Sept. 20, 2007
Rice sophomore Katelyn Ostendorf is in a transitional stage of her college life. The Owls' soccer star is still like a surgeon on defense, efficiently operating in a sometimes frantic setting to get the team out of danger. If Ostendorf's current success on the pitch is any indication, her transition from soccer-surgeon to real life E.R. surgeon will go equally well.
"For a long time now I've known I've wanted to be a doctor, maybe even a surgeon," Ostendorf said. "I worked as a nurse's assistant at a hospital this summer and one of the stations was in the E.R. I was able to work in a lot of different areas and every one of them was a great experience."
Ostendorf's interest in the medical field may not be that hard to trace. Though not even 20 years of age, the Indiana native has already had four knee surgeries before she even came to Rice. The most-recent time her soccer and medical worlds crossed paths was midway through what looked to be a fantastic 2006 season. The team began 2006 at 8-0-1 and beat Texas when the Longhorns were ranked eighth in the country. In the very next poll the Blue & Gray earned a national ranking of their own for the first time in school history.
Everything was going the Owls' and Ostendorf's way. Individually "Koo" (as her teammates call her) had worked her way into 10 starts as a true freshman and had scored goals in wins against Army, Stephen F. Austin and crosstown foe Houston Baptist.
"We got off to a great start," she said. "Then, one-by-one we began to lose players with these unlucky injuries. I thought it was a little odd how many we had (five starters in all) and that it was happening to everyone. I already had four knee surgeries, so I thought maybe I was going to get skipped from getting hurt again."
It turns out Ostendorf was indeed on Fate's list to catch a break, just not the one she was hoping for. Her luck, or lack thereof, was just too easy a target for the injury bug to overlook.

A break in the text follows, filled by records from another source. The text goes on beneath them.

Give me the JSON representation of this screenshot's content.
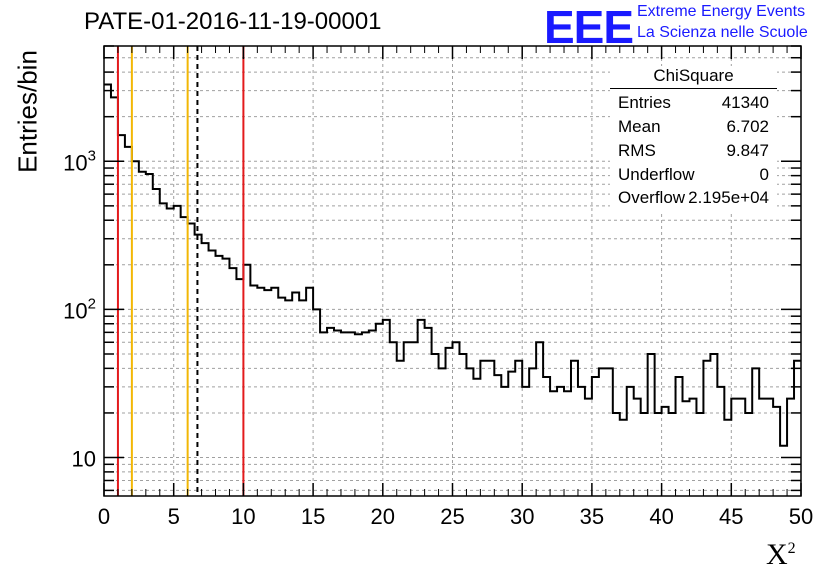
{
  "header": {
    "title": "PATE-01-2016-11-19-00001"
  },
  "logo": {
    "mark": "EEE",
    "line1": "Extreme Energy Events",
    "line2": "La Scienza nelle Scuole"
  },
  "stats_box": {
    "title": "ChiSquare",
    "rows": [
      {
        "label": "Entries",
        "value": "41340"
      },
      {
        "label": "Mean",
        "value": "6.702"
      },
      {
        "label": "RMS",
        "value": "9.847"
      },
      {
        "label": "Underflow",
        "value": "0"
      },
      {
        "label": "Overflow",
        "value": "2.195e+04"
      }
    ]
  },
  "colors": {
    "red": "#e31a1c",
    "orange": "#f2b705",
    "line": "#000000",
    "grid": "#a0a0a0"
  },
  "chart_data": {
    "type": "histogram",
    "title": "PATE-01-2016-11-19-00001",
    "xlabel": "X",
    "xlabel_sup": "2",
    "ylabel": "Entries/bin",
    "yscale": "log",
    "xlim": [
      0,
      50
    ],
    "ylim": [
      5.5,
      6000
    ],
    "grid": true,
    "bin_width": 0.5,
    "x_ticks": [
      0,
      5,
      10,
      15,
      20,
      25,
      30,
      35,
      40,
      45,
      50
    ],
    "y_ticks": [
      {
        "value": 10,
        "base": "10",
        "exp": ""
      },
      {
        "value": 100,
        "base": "10",
        "exp": "2"
      },
      {
        "value": 1000,
        "base": "10",
        "exp": "3"
      }
    ],
    "values": [
      3300,
      2700,
      1500,
      1250,
      1000,
      850,
      820,
      650,
      520,
      480,
      500,
      420,
      380,
      320,
      280,
      250,
      230,
      220,
      190,
      160,
      200,
      145,
      140,
      135,
      140,
      120,
      115,
      130,
      115,
      140,
      100,
      70,
      75,
      72,
      70,
      70,
      68,
      70,
      72,
      80,
      85,
      60,
      45,
      60,
      60,
      85,
      75,
      50,
      40,
      55,
      60,
      50,
      40,
      34,
      45,
      45,
      36,
      30,
      38,
      45,
      30,
      40,
      60,
      35,
      28,
      30,
      28,
      45,
      30,
      25,
      35,
      40,
      40,
      20,
      18,
      30,
      25,
      20,
      50,
      20,
      22,
      20,
      35,
      24,
      25,
      20,
      45,
      50,
      30,
      18,
      25,
      25,
      20,
      40,
      25,
      25,
      22,
      12,
      25,
      45
    ],
    "vlines": [
      {
        "x": 1,
        "color": "red",
        "style": "solid"
      },
      {
        "x": 2,
        "color": "orange",
        "style": "solid"
      },
      {
        "x": 6,
        "color": "orange",
        "style": "solid"
      },
      {
        "x": 6.702,
        "color": "black",
        "style": "dashed"
      },
      {
        "x": 10,
        "color": "red",
        "style": "solid"
      }
    ]
  }
}
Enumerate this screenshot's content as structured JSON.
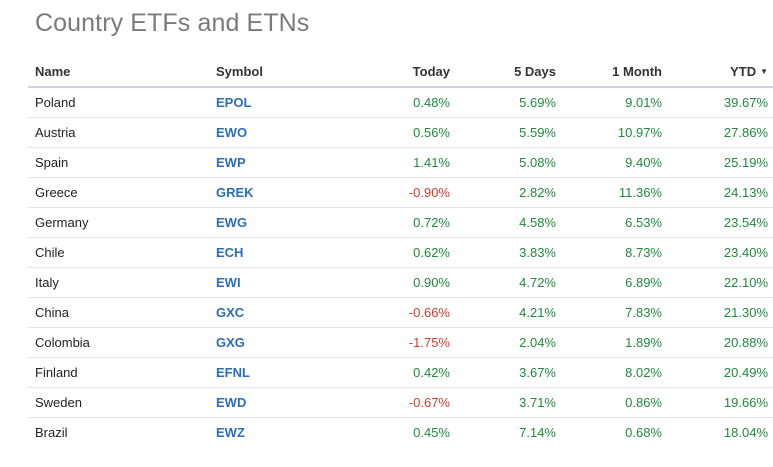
{
  "page": {
    "title": "Country ETFs and ETNs"
  },
  "colors": {
    "positive": "#1f8a3c",
    "negative": "#d33a2c",
    "link": "#2a6ebb"
  },
  "table": {
    "headers": {
      "name": "Name",
      "symbol": "Symbol",
      "today": "Today",
      "five_days": "5 Days",
      "one_month": "1 Month",
      "ytd": "YTD"
    },
    "sort_icon": "caret-down-icon",
    "rows": [
      {
        "name": "Poland",
        "symbol": "EPOL",
        "today": "0.48%",
        "five_days": "5.69%",
        "one_month": "9.01%",
        "ytd": "39.67%"
      },
      {
        "name": "Austria",
        "symbol": "EWO",
        "today": "0.56%",
        "five_days": "5.59%",
        "one_month": "10.97%",
        "ytd": "27.86%"
      },
      {
        "name": "Spain",
        "symbol": "EWP",
        "today": "1.41%",
        "five_days": "5.08%",
        "one_month": "9.40%",
        "ytd": "25.19%"
      },
      {
        "name": "Greece",
        "symbol": "GREK",
        "today": "-0.90%",
        "five_days": "2.82%",
        "one_month": "11.36%",
        "ytd": "24.13%"
      },
      {
        "name": "Germany",
        "symbol": "EWG",
        "today": "0.72%",
        "five_days": "4.58%",
        "one_month": "6.53%",
        "ytd": "23.54%"
      },
      {
        "name": "Chile",
        "symbol": "ECH",
        "today": "0.62%",
        "five_days": "3.83%",
        "one_month": "8.73%",
        "ytd": "23.40%"
      },
      {
        "name": "Italy",
        "symbol": "EWI",
        "today": "0.90%",
        "five_days": "4.72%",
        "one_month": "6.89%",
        "ytd": "22.10%"
      },
      {
        "name": "China",
        "symbol": "GXC",
        "today": "-0.66%",
        "five_days": "4.21%",
        "one_month": "7.83%",
        "ytd": "21.30%"
      },
      {
        "name": "Colombia",
        "symbol": "GXG",
        "today": "-1.75%",
        "five_days": "2.04%",
        "one_month": "1.89%",
        "ytd": "20.88%"
      },
      {
        "name": "Finland",
        "symbol": "EFNL",
        "today": "0.42%",
        "five_days": "3.67%",
        "one_month": "8.02%",
        "ytd": "20.49%"
      },
      {
        "name": "Sweden",
        "symbol": "EWD",
        "today": "-0.67%",
        "five_days": "3.71%",
        "one_month": "0.86%",
        "ytd": "19.66%"
      },
      {
        "name": "Brazil",
        "symbol": "EWZ",
        "today": "0.45%",
        "five_days": "7.14%",
        "one_month": "0.68%",
        "ytd": "18.04%"
      }
    ]
  }
}
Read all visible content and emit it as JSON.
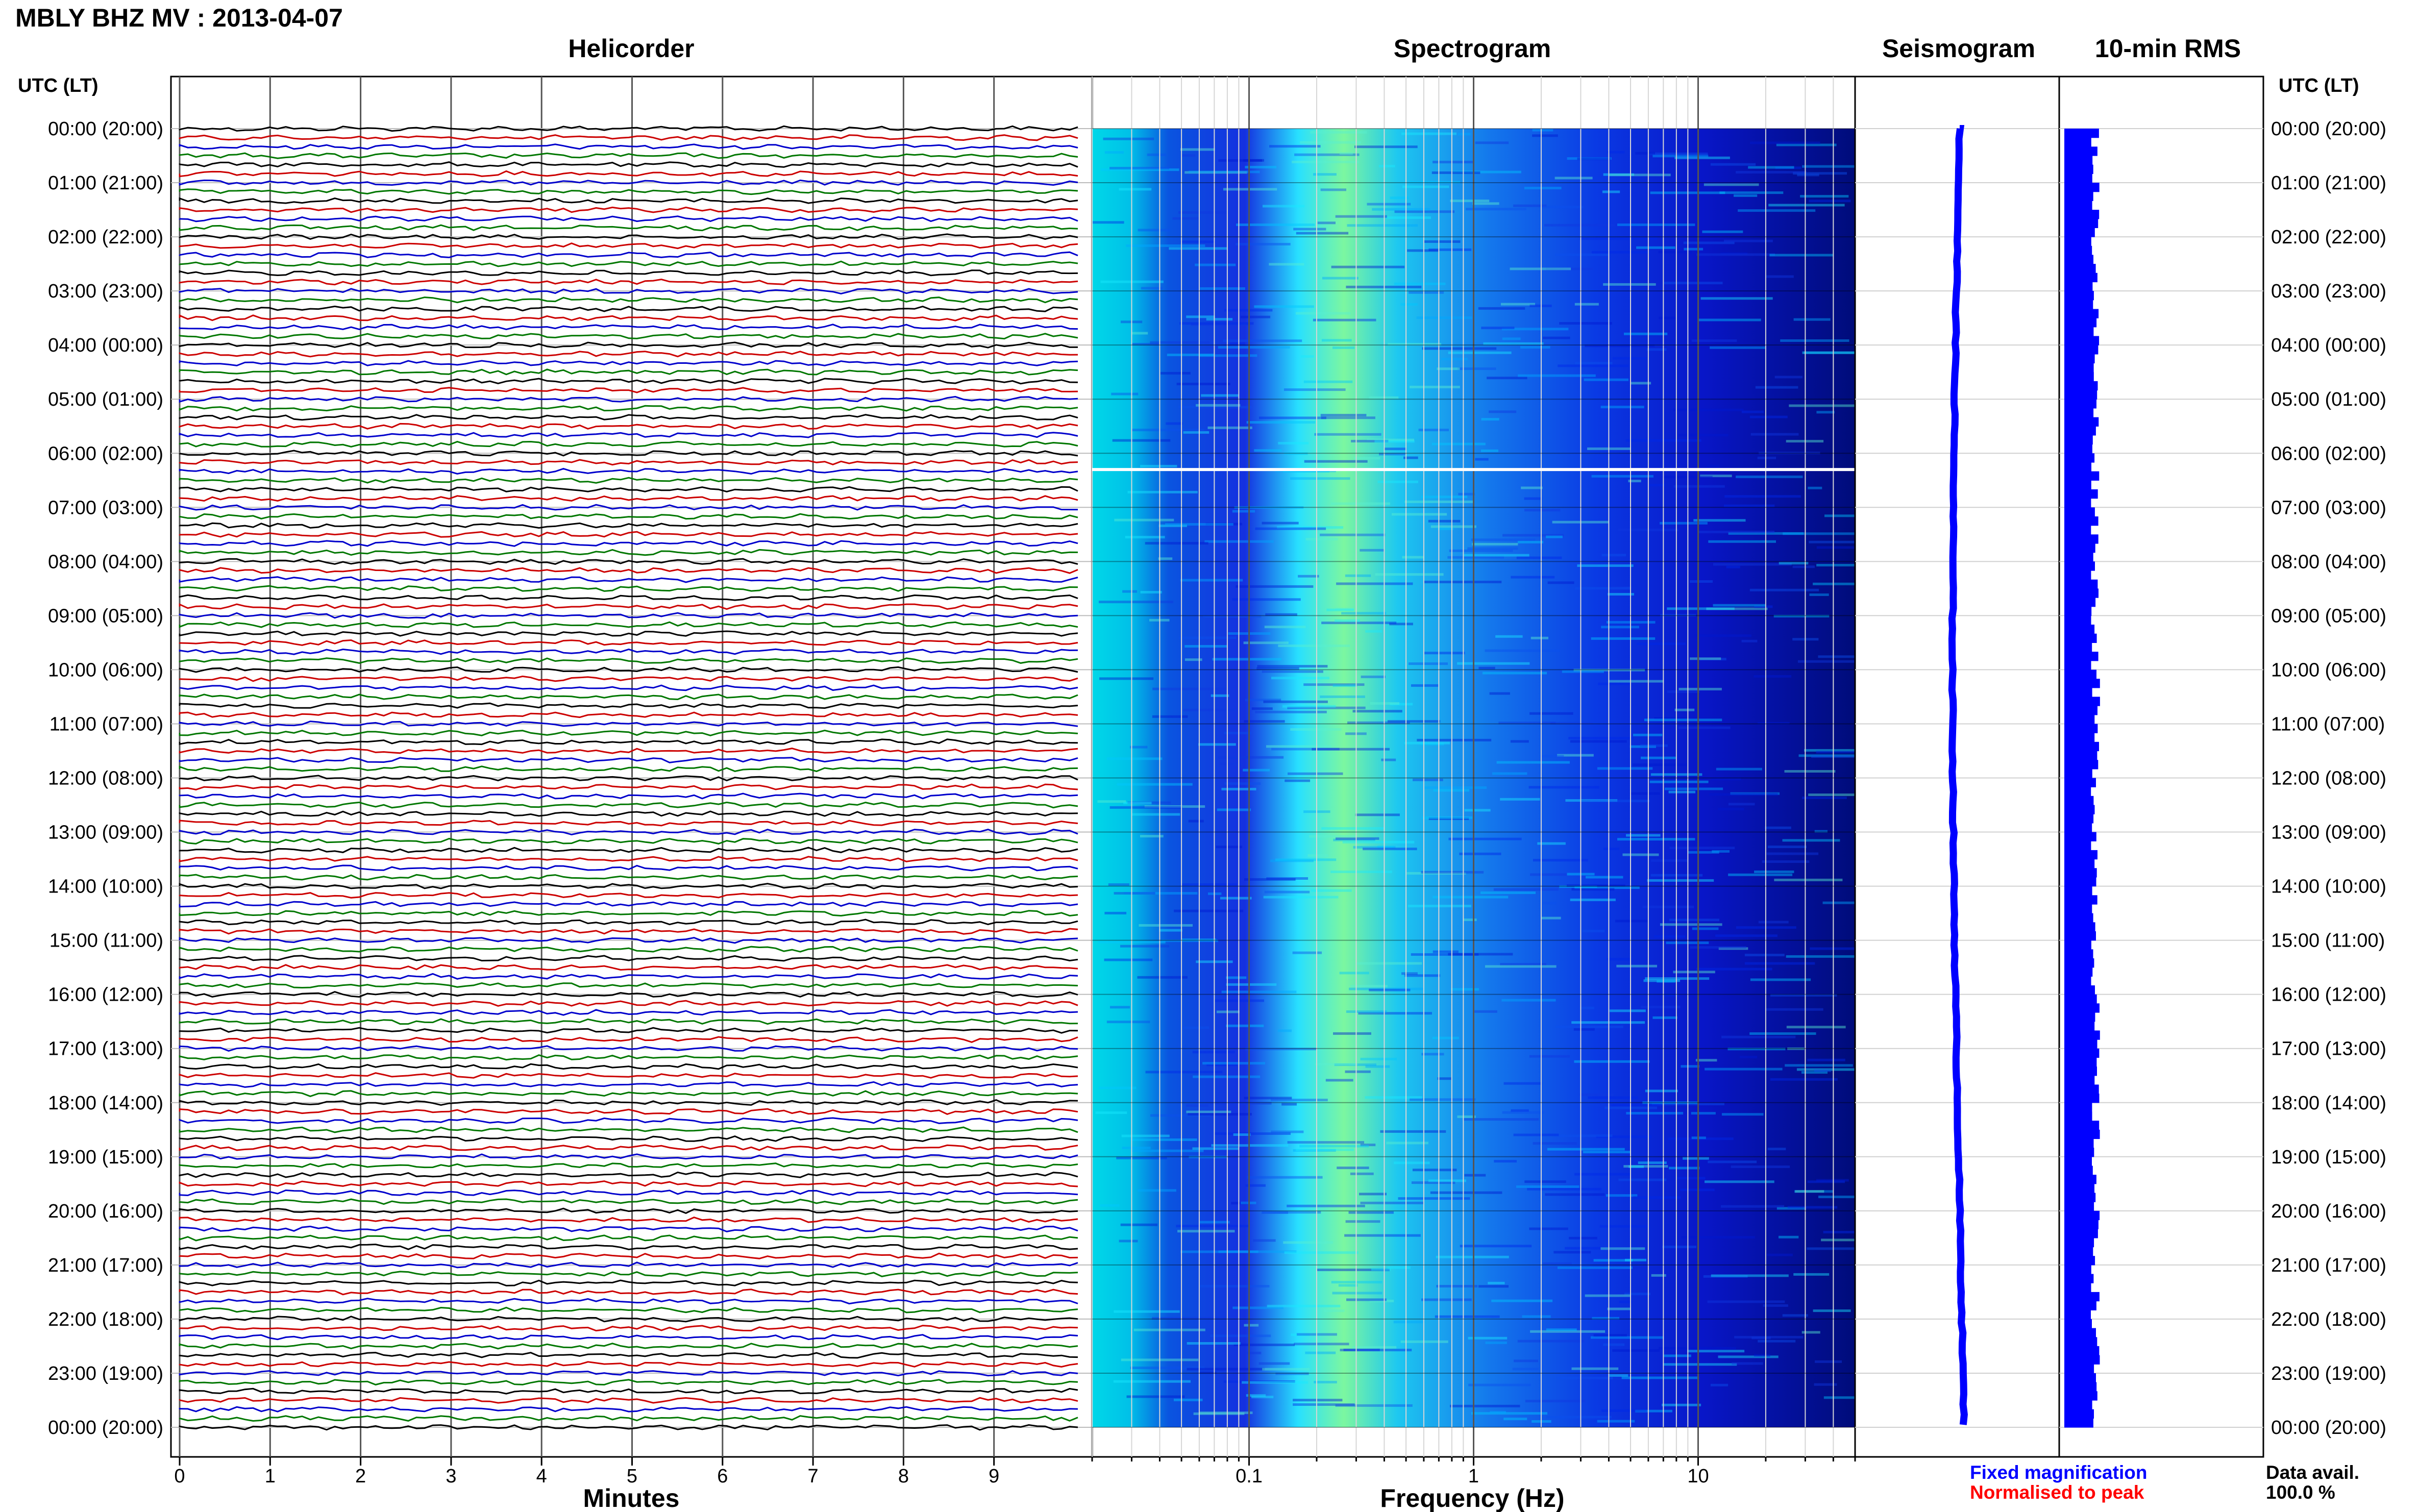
{
  "title": "MBLY BHZ MV : 2013-04-07",
  "hours_utc_lt": [
    "00:00 (20:00)",
    "01:00 (21:00)",
    "02:00 (22:00)",
    "03:00 (23:00)",
    "04:00 (00:00)",
    "05:00 (01:00)",
    "06:00 (02:00)",
    "07:00 (03:00)",
    "08:00 (04:00)",
    "09:00 (05:00)",
    "10:00 (06:00)",
    "11:00 (07:00)",
    "12:00 (08:00)",
    "13:00 (09:00)",
    "14:00 (10:00)",
    "15:00 (11:00)",
    "16:00 (12:00)",
    "17:00 (13:00)",
    "18:00 (14:00)",
    "19:00 (15:00)",
    "20:00 (16:00)",
    "21:00 (17:00)",
    "22:00 (18:00)",
    "23:00 (19:00)",
    "00:00 (20:00)"
  ],
  "chart_data": [
    {
      "type": "line",
      "title": "Helicorder",
      "xlabel": "Minutes",
      "ylabel": "UTC (LT)",
      "x_ticks": [
        "0",
        "1",
        "2",
        "3",
        "4",
        "5",
        "6",
        "7",
        "8",
        "9"
      ],
      "xlim": [
        0,
        10
      ],
      "ylim_hours": [
        0,
        24
      ],
      "traces_per_hour": 6,
      "trace_colors": [
        "#000000",
        "#cc0000",
        "#0000cc",
        "#007700"
      ],
      "grid": true
    },
    {
      "type": "heatmap",
      "title": "Spectrogram",
      "xlabel": "Frequency (Hz)",
      "x_scale": "log",
      "x_ticks": [
        "0.1",
        "1",
        "10"
      ],
      "xlim": [
        0.02,
        50
      ],
      "colormap": [
        "#00008b",
        "#0000ff",
        "#00bfff",
        "#00ffff",
        "#7fff7f",
        "#ffff00"
      ],
      "data_gap_hour": 6.3
    },
    {
      "type": "line",
      "title": "Seismogram",
      "note": "hourly amplitude trace, roughly constant",
      "color": "#0000ff"
    },
    {
      "type": "bar",
      "title": "10-min RMS",
      "color": "#0000ff",
      "orientation": "horizontal"
    }
  ],
  "legend": {
    "fixed": "Fixed magnification",
    "fixed_color": "#0000ff",
    "normalised": "Normalised to peak",
    "normalised_color": "#ff0000"
  },
  "data_avail_label": "Data avail.",
  "data_avail_value": "100.0 %"
}
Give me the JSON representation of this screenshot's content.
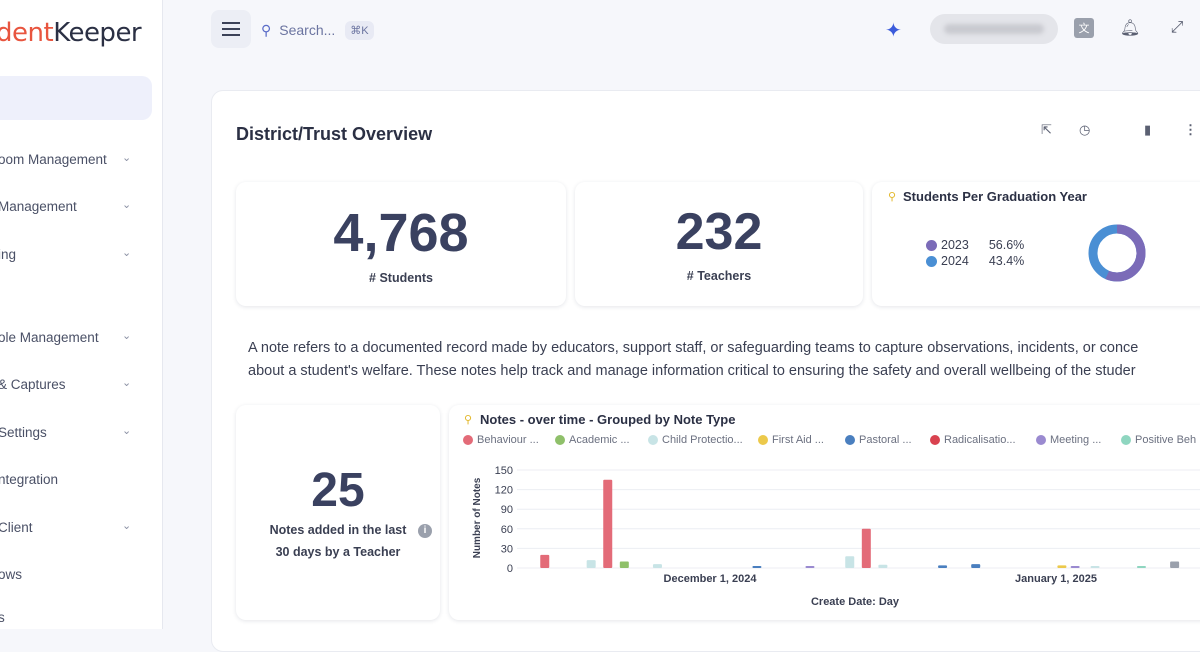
{
  "logo": {
    "part1": "dent",
    "part2": "Keeper"
  },
  "sidebar": {
    "items": [
      {
        "label": "oom Management",
        "has_chevron": true
      },
      {
        "label": "Management",
        "has_chevron": true
      },
      {
        "label": "ing",
        "has_chevron": true
      },
      {
        "label": "ole Management",
        "has_chevron": true
      },
      {
        "label": "& Captures",
        "has_chevron": true
      },
      {
        "label": "Settings",
        "has_chevron": true
      },
      {
        "label": "ntegration",
        "has_chevron": false
      },
      {
        "label": "Client",
        "has_chevron": true
      },
      {
        "label": "ows",
        "has_chevron": false
      },
      {
        "label": "s",
        "has_chevron": false
      }
    ]
  },
  "topbar": {
    "search_placeholder": "Search...",
    "search_shortcut": "⌘K",
    "icons": [
      "menu-icon",
      "search-icon",
      "sparkle-icon",
      "language-icon",
      "bell-icon",
      "expand-icon"
    ]
  },
  "page": {
    "title": "District/Trust Overview",
    "header_icons": [
      "share-icon",
      "clock-icon",
      "bookmark-icon",
      "more-icon"
    ]
  },
  "stats": {
    "students_value": "4,768",
    "students_label": "# Students",
    "teachers_value": "232",
    "teachers_label": "# Teachers"
  },
  "graduation": {
    "title": "Students Per Graduation Year",
    "rows": [
      {
        "year": "2023",
        "pct": "56.6%",
        "color": "#7b6bb8"
      },
      {
        "year": "2024",
        "pct": "43.4%",
        "color": "#4a8fd4"
      }
    ]
  },
  "note": {
    "line1": "A note refers to a documented record made by educators, support staff, or safeguarding teams to capture observations, incidents, or conce",
    "line2": "about a student's welfare. These notes help track and manage information critical to ensuring the safety and overall wellbeing of the studer"
  },
  "notes_kpi": {
    "value": "25",
    "label_line1": "Notes added in the last",
    "label_line2": "30 days by a Teacher"
  },
  "chart_data": {
    "type": "bar",
    "title": "Notes - over time - Grouped by Note Type",
    "xlabel": "Create Date: Day",
    "ylabel": "Number of Notes",
    "ylim": [
      0,
      150
    ],
    "yticks": [
      "150",
      "120",
      "90",
      "60",
      "30",
      "0"
    ],
    "xticks": [
      "December 1, 2024",
      "January 1, 2025"
    ],
    "legend": [
      {
        "name": "Behaviour ...",
        "color": "#e36b78"
      },
      {
        "name": "Academic ...",
        "color": "#8fc06a"
      },
      {
        "name": "Child Protectio...",
        "color": "#c8e4e6"
      },
      {
        "name": "First Aid ...",
        "color": "#ecc94b"
      },
      {
        "name": "Pastoral ...",
        "color": "#4a7fbf"
      },
      {
        "name": "Radicalisatio...",
        "color": "#d9424f"
      },
      {
        "name": "Meeting ...",
        "color": "#9a8ad0"
      },
      {
        "name": "Positive Beh",
        "color": "#8fd6c0"
      }
    ],
    "bars": [
      {
        "x": 0.02,
        "value": 20,
        "color": "#e36b78"
      },
      {
        "x": 0.09,
        "value": 12,
        "color": "#c8e4e6"
      },
      {
        "x": 0.115,
        "value": 135,
        "color": "#e36b78"
      },
      {
        "x": 0.14,
        "value": 10,
        "color": "#8fc06a"
      },
      {
        "x": 0.19,
        "value": 6,
        "color": "#c8e4e6"
      },
      {
        "x": 0.34,
        "value": 3,
        "color": "#4a7fbf"
      },
      {
        "x": 0.42,
        "value": 3,
        "color": "#9a8ad0"
      },
      {
        "x": 0.48,
        "value": 18,
        "color": "#c8e4e6"
      },
      {
        "x": 0.505,
        "value": 60,
        "color": "#e36b78"
      },
      {
        "x": 0.53,
        "value": 5,
        "color": "#c8e4e6"
      },
      {
        "x": 0.62,
        "value": 4,
        "color": "#4a7fbf"
      },
      {
        "x": 0.67,
        "value": 6,
        "color": "#4a7fbf"
      },
      {
        "x": 0.8,
        "value": 4,
        "color": "#ecc94b"
      },
      {
        "x": 0.82,
        "value": 3,
        "color": "#9a8ad0"
      },
      {
        "x": 0.85,
        "value": 3,
        "color": "#c8e4e6"
      },
      {
        "x": 0.92,
        "value": 3,
        "color": "#8fd6c0"
      },
      {
        "x": 0.97,
        "value": 10,
        "color": "#9aa0ac"
      }
    ]
  }
}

While playing well against nationally-ranked SMU, she partially injured her medial collateral ligament (or MCL), one of four ligaments that helps stabilize the knee joint. A veteran of this type of thing, the tough-minded Ostendorf was a pretty fair judge that she had indeed endured worse before. The 5-foot-6 defender returned to the field later that game and with her hard-nose style of play, injured it more and was done for the season.
"It was frustrating not being out there," Ostendorf said. "We were down a lot of players and didn't need any more. Turns out the MCL wasn't that bad and I was back by the end of the spring training. I was playing club by summer."
Ostendorf didn't just casually play club ball over the summer. She led her hometown team from Carmel, Ind., to a perfect record on the way to the Under-20 National Championship. In the final game her team played against a team from Virginia that featured her current Rice teammate Shelley Wong. The Owl teammates were heated opponents for 90 minutes last July.
However, winning the Club National Championship and working in a hospital E.R. were only part of a busy summer. Ostendorf also found time to go with a church group from her hometown to do some mission work overseas. She was part of a six-person group from the Zionsville Presbyterian Church's outreach program that worked with an impoverished rural community in Spain. The group provided educational and social assistance to people in need.
When school is in session about all Ostendorf has time for, other than the demands of her pre-med course load, is Rice soccer. With Rice soccer the sky's the limit.
After a club team national championship, a college national championship for the Owls may be just what the doctor ordered.
"I look up to those guys, they push me every day."